ネロファウ

かささぎの渡せる橋を

 薄白く光る鳥が羽ばたいて、最後の一歩を埋める。
 夜空のあちらとこちらとを繋ぐ、白鳥の架け橋が浮かび上がった。
 飴細工のようなとろりとした乳白色は、どこか幻想的に柔らかく、しかしここから見えるどんな一等星よりも、白く、しろく、光を放っており――
「眩しっ……」
「眩しっ……」
 ぼそっとした声が重なって、思わず横目で見る。
 ネロはファウストを、ファウストはネロを。拳一つ分ほど空けて隣に立っている相手の顔を見て、目が合って、どちらからともなく苦笑した。
「……これを渡るのか……」
「目が眩んで落っこちそうだな……なあせんせ、そのサングラス、ちょっと貸してよ」
「絶対に嫌だ」
 真っ白な橋を渡ってゆく一団の最後尾を、並んで緩慢に歩きながらぼやく。ネロはあからさまに甘えるような仕草を作って、繋いでいない方の手をファウストの方へ伸ばす。ファウストは、手癖の悪い指先から守るように、繋いでいない方の手でサングラスのつるを押さえて、つんとそっぽを向く。
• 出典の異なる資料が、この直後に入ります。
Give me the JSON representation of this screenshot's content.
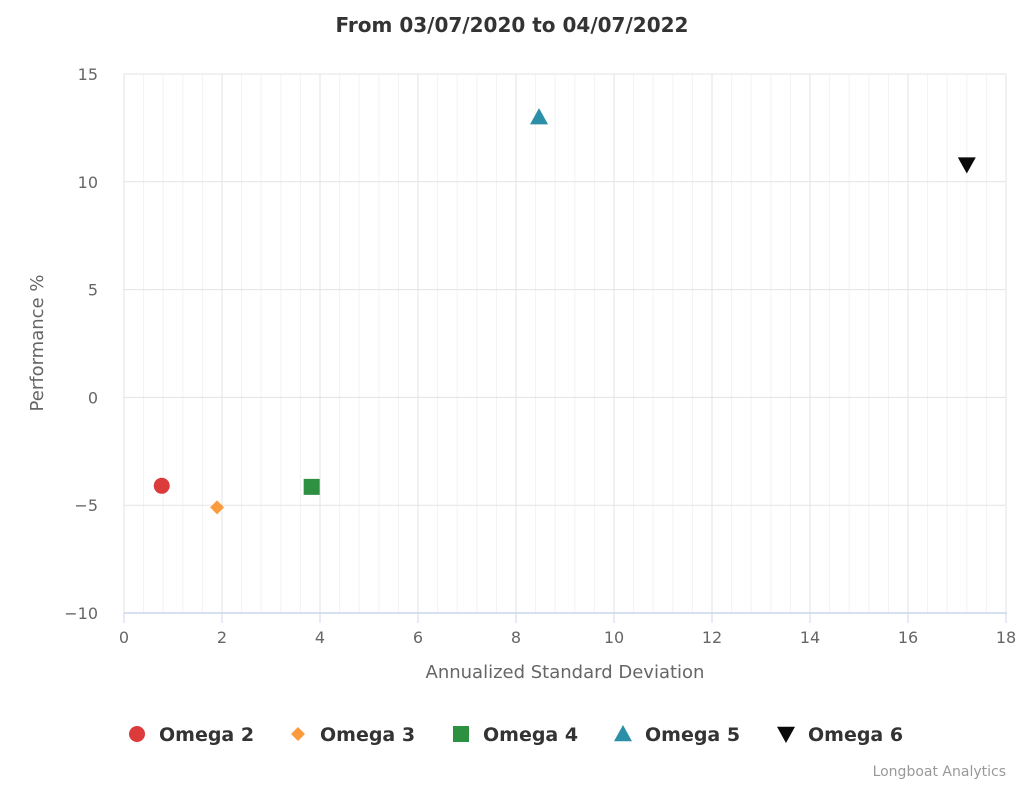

 一連の、冗談なような切実なようなやりとりを終えると、ふらっとまた目を見交わして、淡く笑い合う。
「……スノウがだいぶいい線いってるし、あいつとブラッドに投げときゃもう大丈夫だよな……」
「そもそも僕は目付役として来ているだけだから……」
「いや俺だってそのつもりなんだけど……ほら、万が一子どもらが本命として駆り出されるようなことがあったら、そんときゃ流石に前に出た方がいいよな、くらいの覚悟はしてるんだよ」
「薄っぺらい覚悟だな? 既にアーサーに先陣を切らせておいて、よく言うよ」
「それは俺も思った」
 真っ白い光の中を、圧し潰されそうな陰気な言葉をゆるく投げ合いながら、歩く。光に圧し潰されそうな薄暗い苦笑を、口の端に湛えて、歩く。
「賢者も浮ついているな……」
「ああ。綺麗なもの、好きみたいだからな。楽しそうでよかった」
「……綺麗、か。まあ確かに」
「あんたもこういうの、嫌いじゃないだろ? まあ、俺らみたいなのには、今回のはちょっと眩しすぎるけど」
「はは。本当にな」
 ――目が眩んで、落っこちないように。
 二人が、星空に架かる橋を渡る間、肩の触れ合う距離で手を繋ぎ合っていたのは、まったくの無意識だった。また、渡りきってしまって、絡めていた指をするりとほどくときになってさえも、お互いにそうと意識することはなかった。二人はついぞ、気付かないままだった。
 ネロはファウストを、ファウストはネロを。頼り合って、かずらのように手繰り寄せた互いの手のひらだけを、命綱にして、寄る辺ない波間に漂うような、ぬばたまの夜を越えたことを。